The long road to recover Frogger 2 source from tape drives

The long road to recover Frogger 2 source from tape drives

GITHUB.COM
508
207
WhiteDawn
6d

Comments

@ogurechny 6d
Modern backup would simply state “API keys and settings are here:”, and a link to collaboration platform closed after 3 years of existence.
@ilamont 6d
In The Singularity Is Near (2005) Ray Kurzweil discussed an idea for the “Document Image and Storage Invention”, or DAISI for short, but concluded it wouldn't work out. I interviewed him a few years later about this and here's what he said:

The big challenge, which I think is actually important almost philosophical challenge — it might sound like a dull issue, like how do you format a database, so you can retrieve information, that sounds pretty technical. The real key issue is that software formats are constantly changing.

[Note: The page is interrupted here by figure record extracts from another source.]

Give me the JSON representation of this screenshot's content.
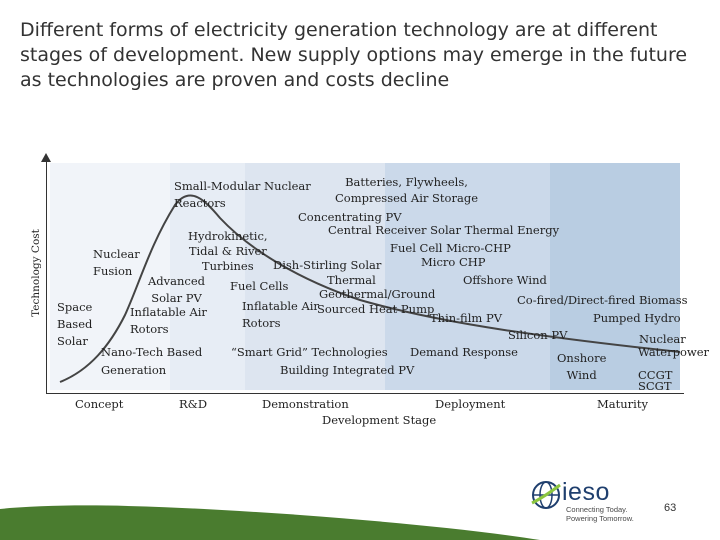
{
  "title": "Different forms of electricity generation technology are at different stages of development. New supply options may emerge in the future as technologies are proven and costs decline",
  "y_axis_label": "Technology Cost",
  "stages": [
    "Concept",
    "R&D",
    "Demonstration",
    "Deployment",
    "Maturity"
  ],
  "x_axis_caption": "Development Stage",
  "technologies": {
    "small_modular_nuclear": [
      "Small-Modular Nuclear",
      "Reactors"
    ],
    "batteries": [
      "Batteries, Flywheels,",
      "Compressed Air Storage"
    ],
    "concentrating_pv": "Concentrating PV",
    "central_receiver": "Central Receiver Solar Thermal Energy",
    "hydrokinetic": [
      "Hydrokinetic,",
      "Tidal & River",
      "Turbines"
    ],
    "fuel_cell_chp": "Fuel Cell Micro-CHP",
    "micro_chp": "Micro CHP",
    "nuclear_fusion": [
      "Nuclear",
      "Fusion"
    ],
    "dish_stirling": "Dish-Stirling Solar",
    "solar_thermal": "Thermal",
    "offshore_wind": "Offshore Wind",
    "advanced_solar_pv": [
      "Advanced",
      "Solar PV"
    ],
    "fuel_cells": "Fuel Cells",
    "geothermal": "Geothermal/Ground",
    "co_fired_biomass": "Co-fired/Direct-fired Biomass",
    "space_solar": [
      "Space",
      "Based",
      "Solar"
    ],
    "inflatable_rotors_1": [
      "Inflatable Air",
      "Rotors"
    ],
    "inflatable_rotors_2": [
      "Inflatable Air",
      "Rotors"
    ],
    "sourced_heat_pump": "Sourced Heat Pump",
    "thin_film_pv": "Thin-film PV",
    "pumped_hydro": "Pumped Hydro",
    "silicon_pv": "Silicon PV",
    "nuclear": "Nuclear",
    "waterpower": "Waterpower",
    "nano_tech": [
      "Nano-Tech Based",
      "Generation"
    ],
    "smart_grid": "“Smart Grid” Technologies",
    "demand_response": "Demand Response",
    "onshore_wind": [
      "Onshore",
      "Wind"
    ],
    "building_integrated_pv": "Building Integrated PV",
    "ccgt": "CCGT",
    "scgt": "SCGT"
  },
  "colors": {
    "band_concept": "#f1f4f9",
    "band_rd": "#e7edf5",
    "band_demo": "#dde5f0",
    "band_deploy": "#cbd9ea",
    "band_maturity": "#b9cde2",
    "curve": "#444444",
    "footer_green": "#4a7c2f",
    "brand_blue": "#1f3f6e"
  },
  "logo": {
    "name": "ieso",
    "tagline": [
      "Connecting Today.",
      "Powering Tomorrow."
    ]
  },
  "page_number": "63"
}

People say, “well, gee, if we could backup our brains,” and I talk about how that will be feasible some decades from now. Then the digital version of you could be immortal, but software doesn’t live forever, in fact it doesn’t live very long at all if you don’t care about it if you don’t continually update it to new formats.

Try going back 20 years to some old formats, some old programming language. Try resuscitating some information on some PDP1 magnetic tapes. I mean even if you could get the hardware to work, the software formats are completely alien and [using] a different operating system and nobody is there to support these formats anymore. And that continues. There is this continual change in how that information is formatted.

I think this is actually fundamentally a philosophical issue. I don’t think there’s any technical solution to it. Information actually will die if you don’t continually update it. Which means, it will die if you don’t care about it. ...

We do use standard formats, and the standard formats are continually changed, and the formats are not always backwards compatible. It’s a nice goal, but it actually doesn’t work.

I have in fact electronic information that in fact goes back through many different computer systems. Some of it now I cannot access. In theory I could, or with enough effort, find people to decipher it, but it’s not readily accessible. The more backwards you go, the more of a challenge it becomes.

And despite the goal of maintaining standards, or maintaining forward compatibility, or backwards compatibility, it doesn’t really work out that way. Maybe we will improve that. Hard documents are actually the easiest to access. Fairly crude technologies like microfilm or microfiche which basically has documents are very easy to access.

So ironically, the most primitive formats are the ones that are easiest.

@huehehue 6d
Fascinating read that unlocked some childhood memories.

I'm secondhand pissed at the recovery company, I have a couple of ancient SD cards laying around and this just reinforces my fear that if I send them away for recovery they'll be destroyed (the cards aren't recognized/readable by the readers built into MacBooks, at least)

@LeoPanthera 6d
I really wish they would name the data recovery company so that I can never darken their door with my business.
@smokel 6d
Heh, I remember playing .mp3 files directly from QIC-80 tapes, somewhere around 1996. One tape could store about 120 MB, which is equal to about two compact discs' worth of audio. The noise of the tape drive was slightly annoying, though. And it made me appreciate what the 't' in 'tar' stands for.
@robotnikman 6d
I've always admired the tenacity of people who reverse engineer stuff. To be able to spend multiple months figuring out barely documented technologies with no promise of success takes a lot a willpower and discipline. It's something I wish I could improve more in myself.
@h2odragon 6d
Truly noble effort. Hopefully the writeup and the tools will save others much heartbreak.
@masto 6d
This brings back (unpleasant) memories. I remember trying to get those tape drives working with FreeBSD back in 1999, and it going nowhere.
@jimbob45 6d
F2 was a really neat game. It almost invented Crypt of the Necrodancer’s genre decades early.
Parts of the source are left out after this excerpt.